3- Başkan TrumpPompeoHaspel ve Bolton ile şahinler kabinesini tamamladı. Bu arada Trump iki adım attı, bunları birbirinden bağımsız olarak düşünemeyiz. Bir, Suudi Arabistan - İsrail - Mısır ve Birleşik Arap Emirlikleri ile yeni bir eksen oluşturdu. İkincisi ise İran öncelikli tehdit olarak belirlendi.

İRAN’DA CIA OYUNLARI

Bu noktada Tansu Çiller’in değerlendirmelerine bir virgül koyup, Trump’ın yeni kabinesine ilişkin birkaç değerlendirmeyi paylaşmak istiyorum. Milli Savunma Bakanı Mattis’in, ”Şeytanın vücut bulmuş halisin diye duydum” dediği yeni Ulusal Güvenlik Danışmanı Bolton, ABD dışındaki işkence merkezleri kurmakla ünlü olan CIA Başkanı Haspel ve Dışişleri Bakanı Pompeo’nun ortak özelliği İran’ı öncelikli tehdit olarak görmeleri. Bu isimler arasında özellikle de CIA Başkanı Haspel’a dikkat çekmek istiyorum. Sanıyorum İran’ın bu ismi bir yere yazması gerekecek. Çünkü Haspel’ın İran’da CIA operasyonlarını organize etmek için bu göreve getirildiği söyleniyor. Hatırlarsanız kısa bir süre önce bizdeki Gezi olayları gibi bir kalkışma girişimi yaşanmıştı İran’da. İran test edildi. Ama Haspel’ın bu tür kalkışmalar değil, farklı CIA operasyonlarına imza atacağı söyleniyor.

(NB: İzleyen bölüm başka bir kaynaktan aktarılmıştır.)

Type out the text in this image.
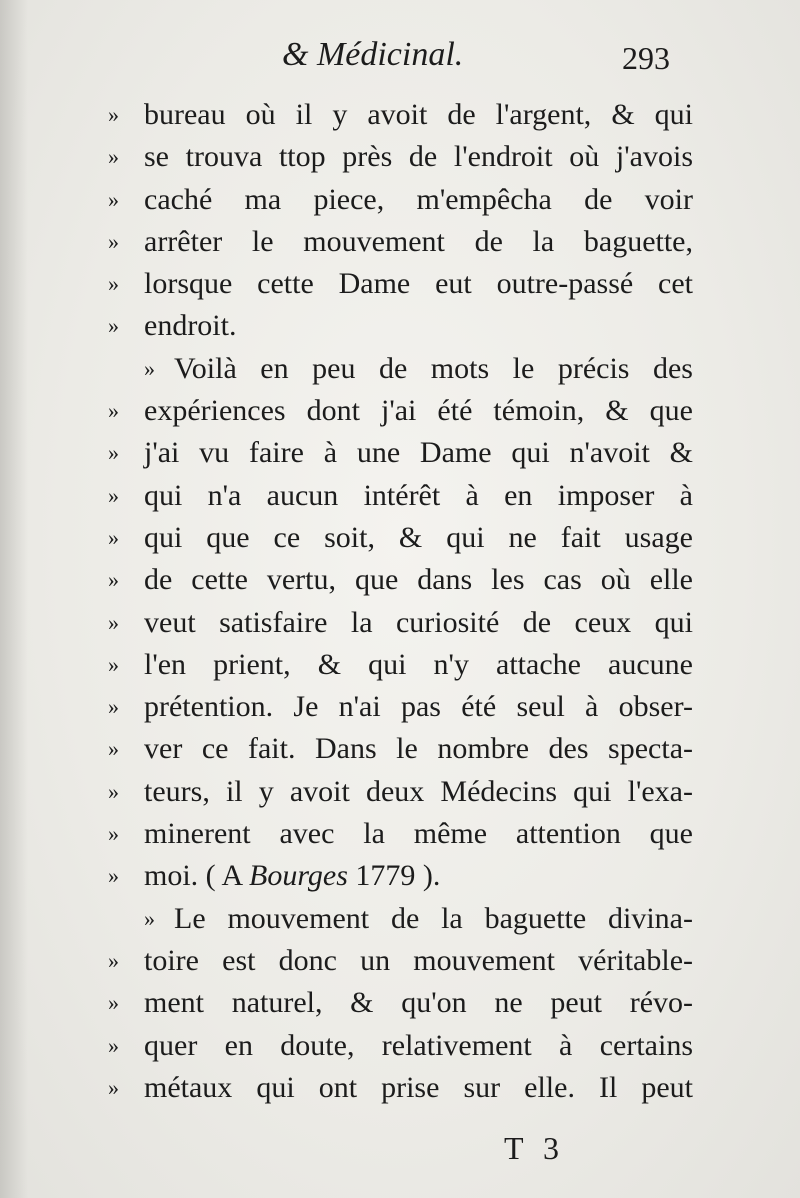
& Médicinal.	293
» bureau où il y avoit de l'argent, & qui
» se trouva ttop près de l'endroit où j'avois
» caché ma piece, m'empêcha de voir
» arrêter le mouvement de la baguette,
» lorsque cette Dame eut outre-passé cet
» endroit.
» Voilà en peu de mots le précis des
» expériences dont j'ai été témoin, & que
» j'ai vu faire à une Dame qui n'avoit &
» qui n'a aucun intérêt à en imposer à
» qui que ce soit, & qui ne fait usage
» de cette vertu, que dans les cas où elle
» veut satisfaire la curiosité de ceux qui
» l'en prient, & qui n'y attache aucune
» prétention. Je n'ai pas été seul à obser-
» ver ce fait. Dans le nombre des specta-
» teurs, il y avoit deux Médecins qui l'exa-
» minerent avec la même attention que
» moi. ( A Bourges 1779 ).
» Le mouvement de la baguette divina-
» toire est donc un mouvement véritable-
» ment naturel, & qu'on ne peut révo-
» quer en doute, relativement à certains
» métaux qui ont prise sur elle. Il peut
T 3
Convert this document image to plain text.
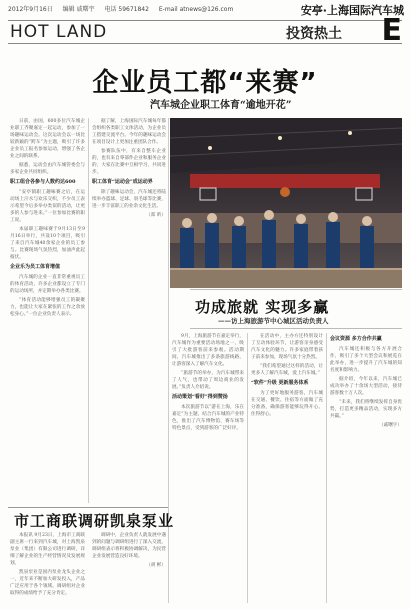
2012年9月16日 编辑 戚曙宇 电话 59671842 E-mail atnews@126.com	安亭·上海国际汽车城
HOT LAND	投资热土 E
企业员工都“来赛”
汽车城企业职工体育“逾地开花”

日前，由国，600多位汽车城企业职工齐聚嘉定一起运动，参加了一场趣味运动会。这次运动会以一场比较新颖的“跨车”为主题，吸引了许多企业员工报名参加运动，增强了各企业之间的联系。

据悉，运动会由汽车城管委会与多家企业共同组织。

职工组合各参与人数约达600

“安亭镇职工趣味赛之后，在运动场上汗水与欢乐交织，不少员工表示希望今后多举办类似的活动，让更多的人参与进来。”一位参加比赛的职工说。

本届职工趣味赛于9月13日至9月16日举行，共设10个项目，吸引了来自汽车城40余家企业的员工参与。比赛现场气氛热烈，加油声此起彼伏。

企业乐为员工体育增值

汽车城的企业一直非常重视员工的体育活动，许多企业都设立了专门的运动场所，并定期举办各类比赛。

“体育活动能够增强员工的凝聚力，也能让大家在紧张的工作之余放松身心。”一位企业负责人表示。

据了解，上海国际汽车城每年都会组织各类职工文体活动，为企业员工搭建交流平台。今年的趣味运动会在项目设计上更加注重团队合作。

参赛队伍中，有来自整车企业的，也有来自零部件企业和服务企业的，大家在比赛中互相学习，共同进步。

职工体育“运动会”成运动界

除了趣味运动会，汽车城还将陆续举办篮球、足球、羽毛球等比赛，进一步丰富职工的业余文化生活。

（郑 昕）

功成旅就 实现多赢
——访上海旅游节中心城区活动负责人

9月，上海旅游节在嘉定举行，汽车城作为重要活动场地之一，吸引了大批游客前来参观。活动期间，汽车城推出了多条旅游线路，让游客深入了解汽车文化。

“旅游节的举办，为汽车城带来了人气，也带动了周边商业的发展。”负责人介绍说。

活动策划“看好”得到赞扬

本次旅游节以“游在上海，乐在嘉定”为主题，结合汽车城的产业特色，推出了汽车博物馆、赛车场等特色景点，受到游客的广泛好评。

在活动中，主办方还特别设计了互动体验环节，让游客亲身感受汽车文化的魅力。许多家庭带着孩子前来参加，现场气氛十分热烈。

“我们希望通过这样的活动，让更多人了解汽车城，爱上汽车城。”

“软件”升级 更新服务体系

为了更好地服务游客，汽车城在交通、餐饮、住宿等方面做了充分准备，确保游客能够玩得开心、住得舒心。

会议资源 多方合作共赢

汽车城还积极与各方开展合作，吸引了多个大型会议和展览在此举办，进一步提升了汽车城的知名度和影响力。

据介绍，今年以来，汽车城已成功举办了十余场大型活动，接待游客数十万人次。

“未来，我们将继续发挥自身优势，打造更多精品活动，实现多方共赢。”

（戚曙宇）

市工商联调研凯泉泵业

本报讯 9月23日，上海市工商联副主席一行来到汽车城，对上海凯泉泵业（集团）有限公司进行调研，详细了解企业的生产经营情况及发展规划。

凯泉泵业是国内泵业龙头企业之一，近年来不断加大研发投入，产品广泛应用于各个领域。调研组对企业取得的成绩给予了充分肯定。

调研中，企业负责人就发展中遇到的问题与调研组进行了深入交流，调研组表示将积极协调解决，为民营企业发展营造良好环境。

（胡 彬）
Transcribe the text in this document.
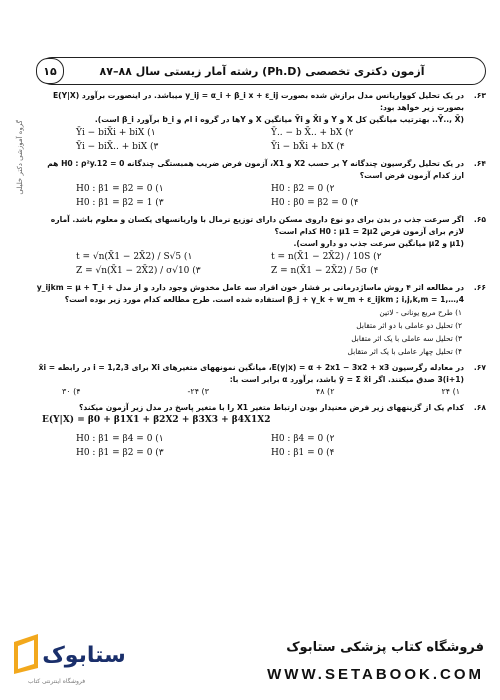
آزمون دکتری تخصصی (Ph.D) رشته آمار زیستی سال ۸۸–۸۷
۱۵
گروه آموزشی دکتر خلیلی
۶۳.
در یک تحلیل کوواریانس مدل برازش شده بصورت y_ij = α_i + β_i x + ε_ij میباشد. در اینصورت برآورد E(Y|X) بصورت زیر خواهد بود:
(Ȳ.., X̄.. بهترتیب میانگین کل X و Y و X̄i و Ȳi میانگین X و Yها در گروه i ام و b_i برآورد β_i است).
Ȳ.. − b X̄.. + bX (۲
Ȳi − biX̄i + biX (۱
Ȳi − bX̄i + bX (۴
Ȳi − biX̄.. + biX (۳
۶۴.
در یک تحلیل رگرسیون چندگانه Y بر حسب X2 و X1، آزمون فرض ضریب همبستگی چندگانه H0 : ρ²y.12 = 0 هم ارز کدام آزمون فرض است؟
H0 : β2 = 0 (۲
H0 : β1 = β2 = 0 (۱
H0 : β0 = β2 = 0 (۴
H0 : β1 = β2 = 1 (۳
۶۵.
اگر سرعت جذب در بدن برای دو نوع داروی مسکن دارای توزیع نرمال با واریانسهای یکسان و معلوم باشد. آماره لازم برای آزمون فرض H0 : μ1 = 2μ2 کدام است؟
(μ1 و μ2 میانگین سرعت جذب دو دارو است).
t = n(X̄1 − 2X̄2) / 10S (۲
t = √n(X̄1 − 2X̄2) / S√5 (۱
Z = n(X̄1 − 2X̄2) / 5σ (۴
Z = √n(X̄1 − 2X̄2) / σ√10 (۳
۶۶.
در مطالعه اثر ۴ روش ماساژدرمانی بر فشار خون افراد سه عامل مخدوش وجود دارد و از مدل y_ijkm = μ + T_i + β_j + γ_k + w_m + ε_ijkm ; i,j,k,m = 1,…,4 استفاده شده است. طرح مطالعه کدام مورد زیر بوده است؟
۱) طرح مربع یونانی - لاتین
۲) تحلیل دو عاملی با دو اثر متقابل
۳) تحلیل سه عاملی با یک اثر متقابل
۴) تحلیل چهار عاملی با یک اثر متقابل
۶۷.
در معادله رگرسیون E(y|x) = α + 2x1 − 3x2 + x3، میانگین نمونههای متغیرهای Xi برای i = 1,2,3 در رابطه x̄i = 3(i+1) صدق میکنند. اگر ȳ = Σ x̄i باشد، برآورد α برابر است با:
۱) ۲۴
۲) ۴۸
۳) ۲۴-
۴) ۳۰
۶۸.
کدام یک از گزینههای زیر فرض معنیدار بودن ارتباط متغیر X1 را با متغیر پاسخ در مدل زیر آزمون میکند؟
E(Y|X) = β0 + β1X1 + β2X2 + β3X3 + β4X1X2
H0 : β4 = 0 (۲
H0 : β1 = β4 = 0 (۱
H0 : β1 = 0 (۴
H0 : β1 = β2 = 0 (۳
ستابوک
فروشگاه اینترنتی کتاب
فروشگاه کتاب پزشکی ستابوک
WWW.SETABOOK.COM
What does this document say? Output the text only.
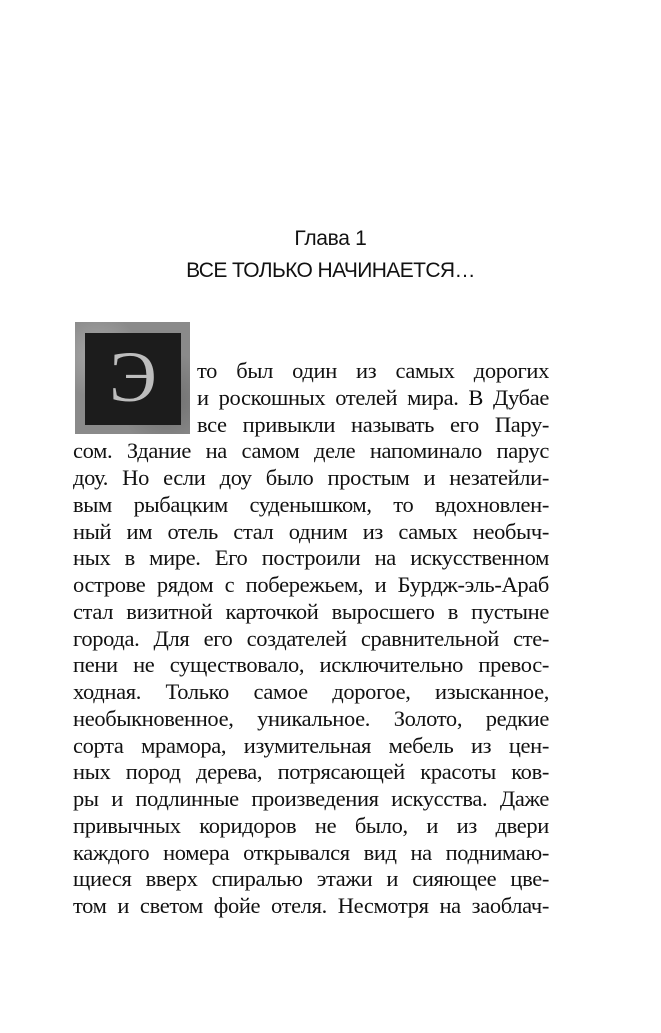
Глава 1
ВСЕ ТОЛЬКО НАЧИНАЕТСЯ…
Э то был один из самых дорогих
и роскошных отелей мира. В Дубае
все привыкли называть его Пару-
сом. Здание на самом деле напоминало парус
доу. Но если доу было простым и незатейли-
вым рыбацким суденышком, то вдохновлен-
ный им отель стал одним из самых необыч-
ных в мире. Его построили на искусственном
острове рядом с побережьем, и Бурдж-эль-Араб
стал визитной карточкой выросшего в пустыне
города. Для его создателей сравнительной сте-
пени не существовало, исключительно превос-
ходная. Только самое дорогое, изысканное,
необыкновенное, уникальное. Золото, редкие
сорта мрамора, изумительная мебель из цен-
ных пород дерева, потрясающей красоты ков-
ры и подлинные произведения искусства. Даже
привычных коридоров не было, и из двери
каждого номера открывался вид на поднимаю-
щиеся вверх спиралью этажи и сияющее цве-
том и светом фойе отеля. Несмотря на заоблач-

Tansu Çiller, dördüncü başlık olarak ABD’nin İran’dan sonra Rusya’yı hedef alacağını düşünüyor. Rusya ile önce Suriye’de ittifak, sonra hesaplaşma. Çiller’in, Türkiye’ye önerisi de dar alanda farklı ittifaklar oluşturması.

Çiller’le dış politika turu böyleydi ama ben asıl kendisiyle 2019 seçimlerini ve iç siyaseti konuşmak istiyorum, girer mi bilmem.